Özenle seçip izlediğim resimlerin, üçüncü kişilerin de beğeni ve eleştirisine sunulmasını, hem sanat tarihi açısından bir sorumluluk hem de koleksiyonun daha rafine hale gelebilmesi için bir fırsat olarak görüyorum. Buradan hareketle, koleksiyonun artık sergilenebilir bir hal aldığını değerlendirdiğim bir aşamada yoğun olarak bulunduğum Ankara’da en ulaşılabilir sergi alanının neresi olabileceğini düşünürken kendimi Cermodern ile sergi fikrini görüşürken buldum ve sergi çok kısa bir hazırlık süreci sonunda izleyiciyle buluştu. Tutkuyla bağlı olduğum resim sayısı oldukça fazla olsa da, Neş’e Erdok’un birbirine küsen kardeşleri yoğun bir duyguyla resmettiği Küs Kardeşler, Cihat Burak’ın Turgut Özal döneminde yabancılara gayrimenkul satışını ve ülkeye giren Arap sermayesini hicvedip  siyasilerin şatafat içerisindeyken orta direğe simit, peynir ve zeytinin düştüğü hali resmettiği Sultan Sofrası, Neşet Günal’ın resmettiği Anadolu’daki bağnazlığı imgeleyen Korkuluk ve usta işi Ayçiçek Tarlasında Çocuklar, Burhan Uygur’un Meyhane’si, Fikret Mualla’dan Caz Orkestrası ve Fahrelnissa Zeid’in otoportresi en sevdiğim resimlerim olabilir.

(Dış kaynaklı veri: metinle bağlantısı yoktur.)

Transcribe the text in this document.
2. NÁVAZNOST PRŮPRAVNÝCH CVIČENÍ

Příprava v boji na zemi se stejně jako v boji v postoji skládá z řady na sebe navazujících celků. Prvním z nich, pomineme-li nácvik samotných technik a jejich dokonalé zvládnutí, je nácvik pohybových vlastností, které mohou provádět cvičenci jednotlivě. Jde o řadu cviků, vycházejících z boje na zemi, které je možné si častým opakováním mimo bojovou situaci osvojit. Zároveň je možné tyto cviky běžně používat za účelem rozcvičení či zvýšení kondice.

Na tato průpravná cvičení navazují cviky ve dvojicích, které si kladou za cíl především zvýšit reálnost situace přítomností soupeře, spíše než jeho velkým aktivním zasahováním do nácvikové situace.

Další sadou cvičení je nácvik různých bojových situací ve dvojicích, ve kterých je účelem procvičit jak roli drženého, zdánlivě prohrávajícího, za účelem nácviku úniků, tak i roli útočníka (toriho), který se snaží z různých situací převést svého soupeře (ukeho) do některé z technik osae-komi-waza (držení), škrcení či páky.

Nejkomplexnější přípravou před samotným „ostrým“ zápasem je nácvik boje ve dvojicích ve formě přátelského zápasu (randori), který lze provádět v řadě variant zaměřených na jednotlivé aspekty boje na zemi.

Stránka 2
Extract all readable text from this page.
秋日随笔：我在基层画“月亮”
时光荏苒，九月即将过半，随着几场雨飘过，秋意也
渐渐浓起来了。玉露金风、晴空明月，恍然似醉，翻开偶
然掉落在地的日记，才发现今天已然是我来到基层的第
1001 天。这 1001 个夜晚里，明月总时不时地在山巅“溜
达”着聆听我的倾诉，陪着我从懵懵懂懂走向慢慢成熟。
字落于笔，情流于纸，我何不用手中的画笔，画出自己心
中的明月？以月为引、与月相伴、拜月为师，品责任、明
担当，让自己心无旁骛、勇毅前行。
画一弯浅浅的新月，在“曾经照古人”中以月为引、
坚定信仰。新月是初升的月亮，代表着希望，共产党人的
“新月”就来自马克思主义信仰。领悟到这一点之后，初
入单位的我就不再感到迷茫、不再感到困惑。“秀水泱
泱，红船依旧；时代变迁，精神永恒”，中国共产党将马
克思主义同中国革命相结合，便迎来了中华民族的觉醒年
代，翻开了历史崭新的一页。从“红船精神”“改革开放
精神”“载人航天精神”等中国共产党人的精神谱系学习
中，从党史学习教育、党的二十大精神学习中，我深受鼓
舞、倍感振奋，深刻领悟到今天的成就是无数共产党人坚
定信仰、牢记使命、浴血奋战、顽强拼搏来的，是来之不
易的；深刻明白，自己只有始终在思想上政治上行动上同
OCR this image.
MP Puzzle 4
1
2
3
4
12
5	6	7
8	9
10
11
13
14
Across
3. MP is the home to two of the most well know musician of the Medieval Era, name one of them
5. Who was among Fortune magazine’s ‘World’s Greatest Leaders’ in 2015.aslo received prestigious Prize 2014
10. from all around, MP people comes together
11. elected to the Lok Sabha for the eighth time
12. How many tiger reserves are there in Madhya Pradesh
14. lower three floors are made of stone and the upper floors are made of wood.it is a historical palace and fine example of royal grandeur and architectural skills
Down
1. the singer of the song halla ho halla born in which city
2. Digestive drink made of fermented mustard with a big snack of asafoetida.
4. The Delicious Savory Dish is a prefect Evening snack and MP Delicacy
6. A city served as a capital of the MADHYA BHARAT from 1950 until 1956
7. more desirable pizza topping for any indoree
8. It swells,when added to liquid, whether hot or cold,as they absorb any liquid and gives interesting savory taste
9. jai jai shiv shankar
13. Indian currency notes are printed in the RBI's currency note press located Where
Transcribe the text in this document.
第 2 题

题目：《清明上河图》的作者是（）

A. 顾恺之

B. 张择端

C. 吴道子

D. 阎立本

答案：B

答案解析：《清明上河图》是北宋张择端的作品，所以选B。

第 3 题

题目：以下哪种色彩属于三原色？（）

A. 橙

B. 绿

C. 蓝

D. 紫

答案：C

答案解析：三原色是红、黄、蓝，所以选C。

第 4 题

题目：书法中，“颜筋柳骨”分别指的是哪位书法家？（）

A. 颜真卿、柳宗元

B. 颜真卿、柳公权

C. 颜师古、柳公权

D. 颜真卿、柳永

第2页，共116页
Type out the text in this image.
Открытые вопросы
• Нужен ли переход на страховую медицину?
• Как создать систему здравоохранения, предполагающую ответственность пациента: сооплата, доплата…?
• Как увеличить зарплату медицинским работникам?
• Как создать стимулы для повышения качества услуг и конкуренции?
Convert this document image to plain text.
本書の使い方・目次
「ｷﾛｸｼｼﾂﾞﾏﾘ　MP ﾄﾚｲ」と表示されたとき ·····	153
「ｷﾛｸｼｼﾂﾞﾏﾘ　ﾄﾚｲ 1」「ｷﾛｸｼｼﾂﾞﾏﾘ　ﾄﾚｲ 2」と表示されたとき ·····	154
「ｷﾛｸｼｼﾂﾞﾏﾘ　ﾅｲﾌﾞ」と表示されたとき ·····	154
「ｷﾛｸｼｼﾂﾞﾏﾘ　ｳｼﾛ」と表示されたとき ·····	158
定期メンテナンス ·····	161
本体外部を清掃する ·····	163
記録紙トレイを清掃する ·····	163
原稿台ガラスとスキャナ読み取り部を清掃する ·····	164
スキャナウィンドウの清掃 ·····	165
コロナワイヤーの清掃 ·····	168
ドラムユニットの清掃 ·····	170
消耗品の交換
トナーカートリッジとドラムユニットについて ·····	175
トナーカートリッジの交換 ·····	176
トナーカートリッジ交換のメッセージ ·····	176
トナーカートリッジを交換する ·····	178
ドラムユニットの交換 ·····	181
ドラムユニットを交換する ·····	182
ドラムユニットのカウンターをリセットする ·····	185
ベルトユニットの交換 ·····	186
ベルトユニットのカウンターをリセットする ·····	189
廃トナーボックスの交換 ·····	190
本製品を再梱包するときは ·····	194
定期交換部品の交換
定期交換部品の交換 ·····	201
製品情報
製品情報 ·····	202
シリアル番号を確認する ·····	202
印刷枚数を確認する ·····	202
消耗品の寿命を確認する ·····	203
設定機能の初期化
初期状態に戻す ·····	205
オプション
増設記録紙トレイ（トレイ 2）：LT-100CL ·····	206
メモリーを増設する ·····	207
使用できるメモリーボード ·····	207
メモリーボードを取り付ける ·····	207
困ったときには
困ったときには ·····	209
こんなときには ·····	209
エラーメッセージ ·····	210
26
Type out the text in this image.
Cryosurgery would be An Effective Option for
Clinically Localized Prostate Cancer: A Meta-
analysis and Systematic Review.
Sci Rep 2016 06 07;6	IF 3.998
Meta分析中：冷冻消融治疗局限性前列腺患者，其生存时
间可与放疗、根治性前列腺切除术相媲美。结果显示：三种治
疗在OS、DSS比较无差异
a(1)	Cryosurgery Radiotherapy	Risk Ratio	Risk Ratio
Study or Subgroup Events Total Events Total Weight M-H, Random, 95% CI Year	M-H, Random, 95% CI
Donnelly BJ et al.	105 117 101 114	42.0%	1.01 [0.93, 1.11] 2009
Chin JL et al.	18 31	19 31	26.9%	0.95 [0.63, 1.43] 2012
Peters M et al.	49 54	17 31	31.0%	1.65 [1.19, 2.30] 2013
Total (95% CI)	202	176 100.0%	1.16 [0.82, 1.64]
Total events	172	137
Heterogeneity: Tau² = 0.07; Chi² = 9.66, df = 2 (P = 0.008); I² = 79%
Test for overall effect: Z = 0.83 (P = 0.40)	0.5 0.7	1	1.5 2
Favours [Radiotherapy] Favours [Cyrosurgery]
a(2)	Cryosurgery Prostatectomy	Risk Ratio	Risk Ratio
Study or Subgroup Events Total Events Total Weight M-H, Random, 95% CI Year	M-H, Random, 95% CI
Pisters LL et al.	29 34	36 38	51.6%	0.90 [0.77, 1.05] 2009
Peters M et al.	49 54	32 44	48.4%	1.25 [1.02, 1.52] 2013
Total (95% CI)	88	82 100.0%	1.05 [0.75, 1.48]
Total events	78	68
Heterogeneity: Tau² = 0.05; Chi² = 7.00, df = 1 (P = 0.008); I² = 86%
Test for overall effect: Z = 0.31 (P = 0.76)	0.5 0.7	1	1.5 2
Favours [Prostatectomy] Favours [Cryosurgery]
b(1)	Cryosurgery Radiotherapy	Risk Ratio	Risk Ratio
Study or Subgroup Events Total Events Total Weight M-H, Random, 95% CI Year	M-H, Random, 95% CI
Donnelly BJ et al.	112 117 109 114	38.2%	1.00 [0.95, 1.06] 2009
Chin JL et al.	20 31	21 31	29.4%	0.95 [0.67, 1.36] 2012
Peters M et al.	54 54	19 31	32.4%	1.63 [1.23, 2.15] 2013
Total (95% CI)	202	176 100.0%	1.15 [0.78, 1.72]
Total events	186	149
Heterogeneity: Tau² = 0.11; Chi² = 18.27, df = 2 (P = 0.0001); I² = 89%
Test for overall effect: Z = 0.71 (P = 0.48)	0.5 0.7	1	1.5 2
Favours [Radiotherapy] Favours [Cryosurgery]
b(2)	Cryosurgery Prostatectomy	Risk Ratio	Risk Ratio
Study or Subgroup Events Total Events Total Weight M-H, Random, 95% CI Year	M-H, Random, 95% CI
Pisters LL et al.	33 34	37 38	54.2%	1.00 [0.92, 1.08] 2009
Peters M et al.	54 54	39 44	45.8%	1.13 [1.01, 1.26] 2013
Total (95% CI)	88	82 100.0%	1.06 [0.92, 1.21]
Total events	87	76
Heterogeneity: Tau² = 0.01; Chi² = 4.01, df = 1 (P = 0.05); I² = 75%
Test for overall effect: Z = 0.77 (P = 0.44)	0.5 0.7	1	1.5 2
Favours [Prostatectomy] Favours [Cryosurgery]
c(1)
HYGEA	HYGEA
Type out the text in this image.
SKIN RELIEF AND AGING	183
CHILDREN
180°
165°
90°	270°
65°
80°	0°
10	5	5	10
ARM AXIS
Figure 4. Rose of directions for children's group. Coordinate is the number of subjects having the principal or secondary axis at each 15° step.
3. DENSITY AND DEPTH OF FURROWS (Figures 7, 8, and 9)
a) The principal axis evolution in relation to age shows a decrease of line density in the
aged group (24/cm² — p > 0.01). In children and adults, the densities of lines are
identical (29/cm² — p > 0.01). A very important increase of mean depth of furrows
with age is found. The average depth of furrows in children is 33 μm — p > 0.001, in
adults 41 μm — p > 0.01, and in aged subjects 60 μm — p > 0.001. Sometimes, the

Neşe Erdok, Eylül'de Gölköy, 1990-93, Tuval üzerine yağlıboya kopya

Birlikte sergiyi gezerken eserlerle ilgili çok güzel hikâyeler anlattınız. Özellikle Neş’e Erdok’la olan anınız çok etkileyiciydi benim için…

Bir gün Türk ressamların eserlerinin müzayede yoluyla Paris’te satılacağına yönelik bir bildirim aldım. Kataloğu incelediğimde imzasız ve anonim olarak satışa sunulan bir resim dikkatimi çekti. Karşımda Neş’e Erdok’a ait olduğundan emin olduğum, sanırım 1960’larda yapılan bir portre duruyordu. Hemen sanatçının kitabını inceledim, tahminimde haklıydım. Kitapta muhtemelen yanlışlıkla ya da yanlış hatırlandığı için kağıt üzerine olduğu söylenen resim, gerçekte tuval üzeri yağlı boya ve daha büyük ebatlı şekliyle karşımda duruyordu. Müzayede gününe az kalmış olsa da günlerin ne kadar yavaş geçtiğini size anlatamam. Müzayede günü geldi, bahse konu resim benden başka kimsenin dikkatini çekmediği için çok çok uygun bir bedelle koleksiyonuma dahil oldu. Resmi Türkiye’ye getirdim, yüzey temizliği yapıldıktan sonra resmi imzalaması ve yıllar sonra görmesi için Neş’e Hanım’a götürdüm. Bu olay beni etkilediği gibi hem resmin ülkeye kazandırılması hem de yıllar sonra resmin sanatçıyla buluşması Neş’e Hanım’ı da duygulandırmış olacak ki, kendi koleksiyonunda bulunan, aynı dönem başka bir resmini bana hediye etti. Her iki resim de halihazırda sergileniyor ve koleksiyonumda çok değerli bir yere sahipler.

Sergiyi 10 Şubat’a kadar Ankara CerModern’de ziyaret edebilirsiniz.